‘Yaparım!’ deme, ‘inşallah yaparım!’ de!
وَلَا تَقُولَنَّ لِشَيْءٍ إِنِّي فَاعِلٌ ذَلِكَ غَدًا
إِلَّا أَن يَشَاء اللَّهُ وَاذْكُر رَّبَّكَ إِذَا نَسِيتَ وَقُلْ عَسَى أَن يَهْدِيَنِ رَبِّي لِأَقْرَبَ مِنْ هَذَا رَشَدًا
“Allah’ın dilemesine bağlamadıkça (inşallah demedikçe) hiçbir şey için, ‘bunu yarın yapacağım’, deme. Bunu unuttuğun takdirde Allah’ı an ve ‘umarım Rabbim beni, doğruya bundan daha yakın olan bir yola iletir’, de.” (Kehf 23-24)
İnşallah; kişinin işlerini görürken, üzerine düşeni yaptıktan sonra, Allah’a tevessül etmesidir. Kişi salih ameliyle ortaya çıkar ve neticenin hayırlı olması için ‘inşallah’ der, Allah’a dayanır; bu yönelişte sığınma ve dua iç içe girmiş durumdadır. Bu ifadenin Müslümanların aklından ve gönlünden hiç çıkmaması gerekir. İşin başında besmele-i şerif okuruz; böylece işimize Rahman ve Rahim olan Allah’ın nezaretinde, O’nun rızasına uygun davranacağımızı taahhüt ederek başlamış oluruz. Başladığımız işin hayırla sonuçlanması için de ‘inşallah’ diyerek Rabbimize tevessül ederiz. Biz, besmele çeker ve tarlaya tohumu ekeriz, sonra da ‘inşallah Rabbim yağmur verir de ekenimiz biter’ diye tevessül ederiz.

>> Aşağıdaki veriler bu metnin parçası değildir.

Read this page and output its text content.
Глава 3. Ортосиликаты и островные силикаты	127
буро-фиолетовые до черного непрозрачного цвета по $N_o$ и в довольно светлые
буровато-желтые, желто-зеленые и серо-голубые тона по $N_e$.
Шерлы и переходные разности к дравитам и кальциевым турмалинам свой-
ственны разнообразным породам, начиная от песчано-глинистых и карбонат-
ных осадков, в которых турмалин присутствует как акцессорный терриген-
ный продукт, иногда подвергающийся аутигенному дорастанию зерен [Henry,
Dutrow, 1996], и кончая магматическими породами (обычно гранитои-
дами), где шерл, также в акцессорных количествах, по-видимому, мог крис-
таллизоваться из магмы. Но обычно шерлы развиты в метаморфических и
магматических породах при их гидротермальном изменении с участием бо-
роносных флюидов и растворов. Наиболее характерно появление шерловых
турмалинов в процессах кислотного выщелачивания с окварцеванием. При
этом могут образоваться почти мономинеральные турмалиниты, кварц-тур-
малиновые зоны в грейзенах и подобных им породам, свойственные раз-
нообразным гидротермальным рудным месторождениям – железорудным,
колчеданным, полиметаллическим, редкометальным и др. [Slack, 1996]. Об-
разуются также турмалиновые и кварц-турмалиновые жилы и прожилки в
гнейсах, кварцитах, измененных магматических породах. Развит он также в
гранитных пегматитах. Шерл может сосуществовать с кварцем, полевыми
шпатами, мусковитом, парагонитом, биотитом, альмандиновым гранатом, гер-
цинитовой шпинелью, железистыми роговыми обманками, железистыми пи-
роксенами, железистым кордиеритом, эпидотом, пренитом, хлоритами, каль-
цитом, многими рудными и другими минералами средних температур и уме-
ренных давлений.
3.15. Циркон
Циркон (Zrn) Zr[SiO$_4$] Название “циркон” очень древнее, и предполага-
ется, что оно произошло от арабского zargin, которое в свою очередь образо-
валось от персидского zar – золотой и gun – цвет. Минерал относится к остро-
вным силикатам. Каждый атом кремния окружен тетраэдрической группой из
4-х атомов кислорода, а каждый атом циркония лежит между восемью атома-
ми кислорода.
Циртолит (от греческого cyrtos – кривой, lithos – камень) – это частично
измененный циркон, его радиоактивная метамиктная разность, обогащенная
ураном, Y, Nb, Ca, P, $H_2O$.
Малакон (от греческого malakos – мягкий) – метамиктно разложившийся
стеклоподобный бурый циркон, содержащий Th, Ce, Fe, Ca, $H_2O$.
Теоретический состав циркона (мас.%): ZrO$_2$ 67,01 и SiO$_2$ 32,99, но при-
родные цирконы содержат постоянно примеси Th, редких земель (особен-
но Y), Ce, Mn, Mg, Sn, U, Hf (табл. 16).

Öte yandan insana yapıp etme gücünü veren Allah’tır. Bir iş için, bugün yapacağım, yarın yapacağım demek, o işin söylenilen zamanda yapılmasını garanti etmeye bilir. Çünkü insanın kullandığı zamanın elinden alınmayacağına dair bir güvencesi yoktur. İnsan, biraz sonrasını yahut yarını göremeyebilir! Bu yüzden ileriye matuf işlerde, sanki o ileri insanın elindeki bir zamanmış ve insan ona mutlaka ulaşacakmış gibi, düşünmek ve davranmak de yanlıştır ve insanın aldandığı noktalardandır. İnsanın her dilediğini Allah verseydi âlem bugünkünden çok farklı olurdu.
Zamanın ve mekânın sahibi Allah’tır; insan, kendi ruhsal ve fizik varlığını, tabiatı ve zamanı Allah’ın dilemesiyle ve dilediği kadarıyla kullanabilmektedir. Bir de, yapacağım, edeceğim! dediği şeylerde, kişiyi hayır mı şer mi bekliyor, tam olarak bilinemeye bilir. Bu yüzden, işleri yapıp ‘inşallah’ cümlesiyle, Allah’a tevessül ve teveccüh edip, lisanen yahut kalben, ‘Allah’ım, hakkımdan hayırlı olanı ancak sen bilebilirsin, yaptığım yahut yapmak istediğim şeyde hayır varsa onu bana mümkün kıl’ demelidir.
İnsanın daima Allah’a güvenmesi gerekir. Besmele ve inşallah gibi ifadelerle bu güven kapısı çalınmış olur. Allah’ın ilmi ve kudreti her şeyi kuşatmıştır; insan, kuşatan değil, kuşatılandır. İnsan, her işine besmele çekip ve inşallah temennisinde bulunarak başlarsa bugününü ve yarınını güven içinde yaşayabilir. Kuşatmadan başka türlü sağ-salim çıkılamaz!
Sonuç: Müslümanlar kendilerine ve başkalarına dayanırlarsa sonuç daima hüsran olacaktır. Bütün peygamberler ve onların şuurlu ümmetleri, üzerlerine düşeni yapmış ve ‘Biz sadece Allah’a dayanırız’ demişlerdir. Çünkü yükselten ve alçaltan Allahü Teâlâ’dır. Diler Yusuf’u Mısır’a sultan eder, diler Mısır’ın zorbası Firavun’u derin sulara gark eder! Musa ve Yusuf (as) besmele ve inşallah ilkesine göre hareket ettiklerinden, Allah onların işlerini hayra ulaştırır. Firavunvari insanlar da ‘ben ben!’ dedikleri için helak olup gitmişlerdir.